Twenty years on, the gnawing anxiety has not eased. India and Australia are in a World Cup final. Good for the game; not so great for the nerves.
No 1 going toe-to-toe with No 2 is what finals ought to be; a celebration of diversity in skills and uniformity of ambition. But for the average Indian fan, it will mean hours of stewing in nervous anticipation, second-guessing everything related and unrelated to cricket, wondering if this is how it's all going to end.
What was that about beating the best to be the best? India have already done it twice, why not a third time? Well, this is Australia, a different beast in a World Cup final, going back decades.
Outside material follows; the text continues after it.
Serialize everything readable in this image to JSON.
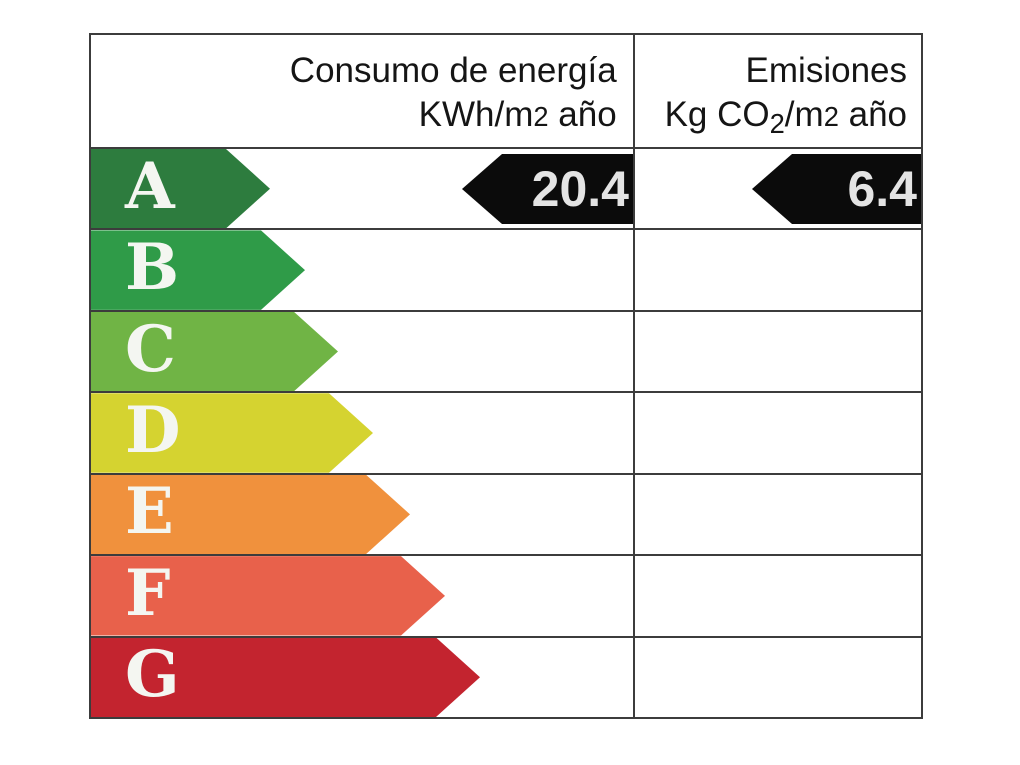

Yes, India are playing their best cricket, possibly ever. As they were in 2003. Back then, unlike now, Australia had pummelled India in the league phase.
Here, India's string of 10 on the trot isn't just wins packed together. It is a streak symbolic of everything India have done right, against every team at this level, on nine different pitches.
Still, it may count for nothing more than a fond sidebar. Which is why Sunday's pregame jitters will be intense.
Will India defend or chase? How will Rohit Sharma bat? What if he fails? And then Kohli too? How will Shreyas Iyer play those bouncers? Will Bumrah do what he wants to do? Can Shami be as effective again? The more one thinks, the more one dreads. The more one dreads, the more one frets.